20.10.22

Review: Where's Harry?: Steve Stone Remembers 25 Years with Harry Caray

Where's Harry?: Steve Stone Remembers 25 Years with Harry CarayWhere's Harry?: Steve Stone Remembers 25 Years with Harry Caray by Steve Stone
My rating: 5 of 5 stars

This was a very difficult book to rate. I’ve been a Harry Caray fan for decades. I was born into a mildly St. Louis Cardinals-leaning household because of my Southern Illinois-born dad, but I grew up in Northern Illinois in an area where the local station was a member of the Cubs TV Network. I was a youth who rebelled when doing so didn’t have high costs, so I became a Cubs fan. And so I was introduced to Harry Caray, and found him a great voice of the fan. His disdain when a Cub hitter popped up a pitch with runners on expressed the same feelings I was having as a fan. I can still hear Harry’s voice saying “Pahhhpt it up” with disgust. So I was hoping to read some interesting anecdotes about Harry that I hadn’t heard.

Steve Stone brings the heat, er, these kinds of hilarious anecdotes of Harry representing the fan. And they are good. I found myself laughing quite often while reading this in doctors offices and coffee shops where laughing is unexpected and out of place. Steve goes beyond my expectations, by also analyzing Harry the media image expert. Behind the scenes, Stone relates that Harry focused a lot on putting on a good show. He did the work to make this happen. It is quite an interesting business bio, most all through first hand experiences by Stone. These kinds of stories burnished my regard for Caray.

But Stone began the book with many anecdotes where he repeats how much he liked and appreciated Caray, but then describes the ways that Haray was impossible to work with, was a control freak, ignored other people, said he’d do something then change his mind, that kind of thing. Stone keeps repeating that he loved and respected Harry, but by the stories he’s telling, you feel that he really felt quite the opposite. Stone compares his career with Caray to a marriage, with good and bad times. Through most of the book, it felt like Stone was a disrespected spouse getting even by “setting the story straight” after their spouse died. This gave me a lot to think about as a Caray and as a Stone fan (and as a husband, but let’s not talk about that). In the last few chapters of the book Stone had a very different voice. It was like that spouse reminiscing about the bad times realized that overall it wasn’t such a bad relationship. Stone ends the book with a very positive take on Caray, where when he says they had a good relationship, with respect, you felt that Stone meant it, unlike earlier in the book.

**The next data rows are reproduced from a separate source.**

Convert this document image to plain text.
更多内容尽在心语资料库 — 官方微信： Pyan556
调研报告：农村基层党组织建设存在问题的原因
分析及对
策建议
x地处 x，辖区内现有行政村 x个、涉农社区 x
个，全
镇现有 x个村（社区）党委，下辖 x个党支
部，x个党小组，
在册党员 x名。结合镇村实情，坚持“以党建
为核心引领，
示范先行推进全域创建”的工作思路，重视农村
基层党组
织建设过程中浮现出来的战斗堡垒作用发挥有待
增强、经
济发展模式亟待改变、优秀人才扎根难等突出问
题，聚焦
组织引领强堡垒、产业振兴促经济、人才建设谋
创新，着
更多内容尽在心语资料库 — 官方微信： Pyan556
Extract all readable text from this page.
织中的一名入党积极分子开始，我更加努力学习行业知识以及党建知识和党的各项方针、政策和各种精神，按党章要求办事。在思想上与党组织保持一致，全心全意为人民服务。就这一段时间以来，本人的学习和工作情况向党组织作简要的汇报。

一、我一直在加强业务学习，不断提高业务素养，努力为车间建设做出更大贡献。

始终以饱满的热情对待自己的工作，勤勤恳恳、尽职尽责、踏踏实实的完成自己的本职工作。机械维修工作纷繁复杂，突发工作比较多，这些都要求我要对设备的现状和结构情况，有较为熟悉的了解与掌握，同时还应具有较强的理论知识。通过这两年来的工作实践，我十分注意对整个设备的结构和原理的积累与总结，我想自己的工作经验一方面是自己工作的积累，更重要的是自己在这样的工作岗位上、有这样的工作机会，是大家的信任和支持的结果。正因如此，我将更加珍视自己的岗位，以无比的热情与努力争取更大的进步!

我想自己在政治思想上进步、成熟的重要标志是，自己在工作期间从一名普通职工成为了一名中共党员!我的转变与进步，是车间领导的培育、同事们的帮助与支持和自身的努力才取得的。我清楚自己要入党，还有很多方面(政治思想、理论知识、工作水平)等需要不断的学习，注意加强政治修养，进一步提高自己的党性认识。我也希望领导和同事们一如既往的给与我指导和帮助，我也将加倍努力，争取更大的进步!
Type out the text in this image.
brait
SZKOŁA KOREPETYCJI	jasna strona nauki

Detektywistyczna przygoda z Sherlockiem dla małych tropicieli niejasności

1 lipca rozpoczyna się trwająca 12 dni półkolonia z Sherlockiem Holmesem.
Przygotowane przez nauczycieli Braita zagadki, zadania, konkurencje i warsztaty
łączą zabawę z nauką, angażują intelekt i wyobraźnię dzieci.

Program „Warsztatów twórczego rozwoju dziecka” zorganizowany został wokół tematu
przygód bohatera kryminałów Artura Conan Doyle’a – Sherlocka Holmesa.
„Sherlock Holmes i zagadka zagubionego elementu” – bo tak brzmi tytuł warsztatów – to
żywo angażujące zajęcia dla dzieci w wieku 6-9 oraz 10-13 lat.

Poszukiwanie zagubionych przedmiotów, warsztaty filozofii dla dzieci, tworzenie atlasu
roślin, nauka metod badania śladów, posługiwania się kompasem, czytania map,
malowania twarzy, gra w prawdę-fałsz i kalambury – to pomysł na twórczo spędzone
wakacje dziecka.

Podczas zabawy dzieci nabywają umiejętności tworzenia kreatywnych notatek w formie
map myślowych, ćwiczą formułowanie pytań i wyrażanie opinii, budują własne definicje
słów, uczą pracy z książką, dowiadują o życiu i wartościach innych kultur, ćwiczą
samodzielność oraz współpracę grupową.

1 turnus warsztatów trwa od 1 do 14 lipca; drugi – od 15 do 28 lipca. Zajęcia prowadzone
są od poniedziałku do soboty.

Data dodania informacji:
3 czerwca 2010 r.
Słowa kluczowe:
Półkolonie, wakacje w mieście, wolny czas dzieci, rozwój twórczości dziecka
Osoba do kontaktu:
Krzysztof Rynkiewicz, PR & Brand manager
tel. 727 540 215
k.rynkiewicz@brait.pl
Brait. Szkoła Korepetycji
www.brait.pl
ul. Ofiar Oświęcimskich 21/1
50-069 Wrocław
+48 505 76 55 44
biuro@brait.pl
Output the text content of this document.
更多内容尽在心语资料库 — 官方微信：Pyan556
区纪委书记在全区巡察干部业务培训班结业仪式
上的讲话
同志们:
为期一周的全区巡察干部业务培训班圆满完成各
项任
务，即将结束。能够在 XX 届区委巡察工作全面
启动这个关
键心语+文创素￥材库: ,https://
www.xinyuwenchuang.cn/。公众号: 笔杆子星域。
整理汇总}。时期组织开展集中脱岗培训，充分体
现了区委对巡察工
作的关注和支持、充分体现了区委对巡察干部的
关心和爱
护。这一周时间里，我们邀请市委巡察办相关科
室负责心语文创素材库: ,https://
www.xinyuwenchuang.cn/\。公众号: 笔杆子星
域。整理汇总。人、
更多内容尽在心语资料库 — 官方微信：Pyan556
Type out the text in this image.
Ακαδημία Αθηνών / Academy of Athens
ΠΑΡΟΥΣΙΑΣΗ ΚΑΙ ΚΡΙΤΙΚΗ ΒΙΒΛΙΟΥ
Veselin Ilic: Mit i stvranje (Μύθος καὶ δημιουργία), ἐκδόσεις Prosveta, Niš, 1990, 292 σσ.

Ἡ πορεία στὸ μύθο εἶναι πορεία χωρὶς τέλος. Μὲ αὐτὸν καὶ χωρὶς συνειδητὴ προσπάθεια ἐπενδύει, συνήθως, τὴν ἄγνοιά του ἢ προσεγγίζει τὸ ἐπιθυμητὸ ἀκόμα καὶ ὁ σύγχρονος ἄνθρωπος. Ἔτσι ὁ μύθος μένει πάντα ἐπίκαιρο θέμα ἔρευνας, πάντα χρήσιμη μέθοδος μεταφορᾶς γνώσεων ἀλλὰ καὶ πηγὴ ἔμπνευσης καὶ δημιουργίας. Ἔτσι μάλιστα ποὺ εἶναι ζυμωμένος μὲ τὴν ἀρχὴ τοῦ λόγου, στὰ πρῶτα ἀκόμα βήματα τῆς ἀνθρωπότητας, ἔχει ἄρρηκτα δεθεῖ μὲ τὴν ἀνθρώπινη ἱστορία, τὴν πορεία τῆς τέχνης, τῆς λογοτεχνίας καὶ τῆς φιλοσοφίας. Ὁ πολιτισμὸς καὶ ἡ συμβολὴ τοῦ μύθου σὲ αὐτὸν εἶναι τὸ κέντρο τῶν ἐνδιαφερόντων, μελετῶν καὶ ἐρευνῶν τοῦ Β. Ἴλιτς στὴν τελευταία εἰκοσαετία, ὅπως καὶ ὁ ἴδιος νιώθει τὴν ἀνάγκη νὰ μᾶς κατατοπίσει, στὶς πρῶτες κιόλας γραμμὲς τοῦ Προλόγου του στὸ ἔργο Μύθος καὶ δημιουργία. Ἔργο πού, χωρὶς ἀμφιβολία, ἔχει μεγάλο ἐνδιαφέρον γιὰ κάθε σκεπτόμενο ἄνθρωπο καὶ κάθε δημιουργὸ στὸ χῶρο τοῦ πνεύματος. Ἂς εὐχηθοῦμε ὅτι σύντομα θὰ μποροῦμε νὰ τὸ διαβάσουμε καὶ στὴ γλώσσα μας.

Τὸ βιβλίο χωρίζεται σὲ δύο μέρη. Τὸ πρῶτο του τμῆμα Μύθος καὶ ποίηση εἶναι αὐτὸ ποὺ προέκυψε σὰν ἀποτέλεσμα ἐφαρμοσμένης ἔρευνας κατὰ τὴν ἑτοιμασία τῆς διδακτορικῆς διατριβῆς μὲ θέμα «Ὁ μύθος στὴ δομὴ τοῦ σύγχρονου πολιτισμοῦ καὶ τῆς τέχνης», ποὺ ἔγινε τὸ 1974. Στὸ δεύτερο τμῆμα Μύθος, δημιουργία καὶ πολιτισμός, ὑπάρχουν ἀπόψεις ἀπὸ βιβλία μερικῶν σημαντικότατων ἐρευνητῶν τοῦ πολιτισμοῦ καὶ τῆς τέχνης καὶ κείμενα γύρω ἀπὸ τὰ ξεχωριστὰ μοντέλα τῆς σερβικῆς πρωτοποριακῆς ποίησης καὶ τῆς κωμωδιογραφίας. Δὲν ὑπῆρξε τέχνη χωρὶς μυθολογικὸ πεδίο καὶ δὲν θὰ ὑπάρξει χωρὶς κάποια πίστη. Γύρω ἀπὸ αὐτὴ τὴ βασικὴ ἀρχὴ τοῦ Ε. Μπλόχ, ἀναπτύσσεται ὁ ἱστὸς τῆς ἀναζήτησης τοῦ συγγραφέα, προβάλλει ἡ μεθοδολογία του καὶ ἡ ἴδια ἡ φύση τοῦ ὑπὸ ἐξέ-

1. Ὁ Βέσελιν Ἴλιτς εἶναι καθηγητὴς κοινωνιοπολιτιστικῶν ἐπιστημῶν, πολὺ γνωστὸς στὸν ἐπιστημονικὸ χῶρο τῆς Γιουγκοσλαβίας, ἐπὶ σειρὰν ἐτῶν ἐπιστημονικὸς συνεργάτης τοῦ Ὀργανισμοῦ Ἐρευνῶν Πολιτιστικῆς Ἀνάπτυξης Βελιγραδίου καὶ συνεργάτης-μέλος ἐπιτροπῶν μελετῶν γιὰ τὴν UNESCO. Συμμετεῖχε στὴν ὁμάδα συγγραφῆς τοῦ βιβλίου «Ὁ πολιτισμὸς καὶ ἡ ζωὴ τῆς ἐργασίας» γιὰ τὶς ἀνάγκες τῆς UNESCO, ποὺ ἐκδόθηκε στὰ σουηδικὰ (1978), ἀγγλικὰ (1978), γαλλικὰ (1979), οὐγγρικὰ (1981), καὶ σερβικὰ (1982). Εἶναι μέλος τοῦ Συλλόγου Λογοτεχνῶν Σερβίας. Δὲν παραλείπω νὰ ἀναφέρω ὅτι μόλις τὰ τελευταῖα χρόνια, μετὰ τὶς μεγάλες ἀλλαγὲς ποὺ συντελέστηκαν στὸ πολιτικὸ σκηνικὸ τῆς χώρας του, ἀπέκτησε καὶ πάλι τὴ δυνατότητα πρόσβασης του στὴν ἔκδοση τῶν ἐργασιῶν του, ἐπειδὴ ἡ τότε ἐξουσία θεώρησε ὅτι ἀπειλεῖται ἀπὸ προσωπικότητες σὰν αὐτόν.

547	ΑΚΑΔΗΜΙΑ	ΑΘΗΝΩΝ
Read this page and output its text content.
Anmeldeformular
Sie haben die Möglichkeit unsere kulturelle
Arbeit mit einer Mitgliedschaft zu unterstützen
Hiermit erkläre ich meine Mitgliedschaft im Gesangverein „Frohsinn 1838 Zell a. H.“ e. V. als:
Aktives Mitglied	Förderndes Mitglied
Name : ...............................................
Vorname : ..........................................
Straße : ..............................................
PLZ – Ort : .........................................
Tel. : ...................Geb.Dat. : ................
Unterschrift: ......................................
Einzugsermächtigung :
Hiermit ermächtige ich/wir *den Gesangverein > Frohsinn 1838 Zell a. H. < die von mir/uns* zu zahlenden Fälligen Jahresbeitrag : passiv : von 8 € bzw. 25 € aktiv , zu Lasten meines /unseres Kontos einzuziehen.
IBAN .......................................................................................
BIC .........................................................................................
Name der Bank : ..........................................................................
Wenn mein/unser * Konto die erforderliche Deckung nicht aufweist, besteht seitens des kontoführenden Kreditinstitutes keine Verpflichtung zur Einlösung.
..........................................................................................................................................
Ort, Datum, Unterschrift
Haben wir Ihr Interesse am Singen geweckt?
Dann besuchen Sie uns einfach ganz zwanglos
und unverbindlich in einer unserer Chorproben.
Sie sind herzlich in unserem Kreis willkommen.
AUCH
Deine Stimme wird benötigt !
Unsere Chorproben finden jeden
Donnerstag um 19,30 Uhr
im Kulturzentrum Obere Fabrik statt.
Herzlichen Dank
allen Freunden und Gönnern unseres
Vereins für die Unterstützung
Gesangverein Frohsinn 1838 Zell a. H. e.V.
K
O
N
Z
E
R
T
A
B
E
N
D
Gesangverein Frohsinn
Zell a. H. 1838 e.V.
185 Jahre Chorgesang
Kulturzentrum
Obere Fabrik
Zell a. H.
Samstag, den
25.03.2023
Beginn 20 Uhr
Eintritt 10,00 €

Overall, Stone provides a more complex take on Caray than I expected from a book with this goofy title. In some ways, Harry fell in my esteem as a broadcaster voice of the fan. But in the end, you see that he was just more complex than his image, and that’s what you should expect from any larger than life character. I wasn’t expecting a philosophical discourse on relationships. I really enjoyed this.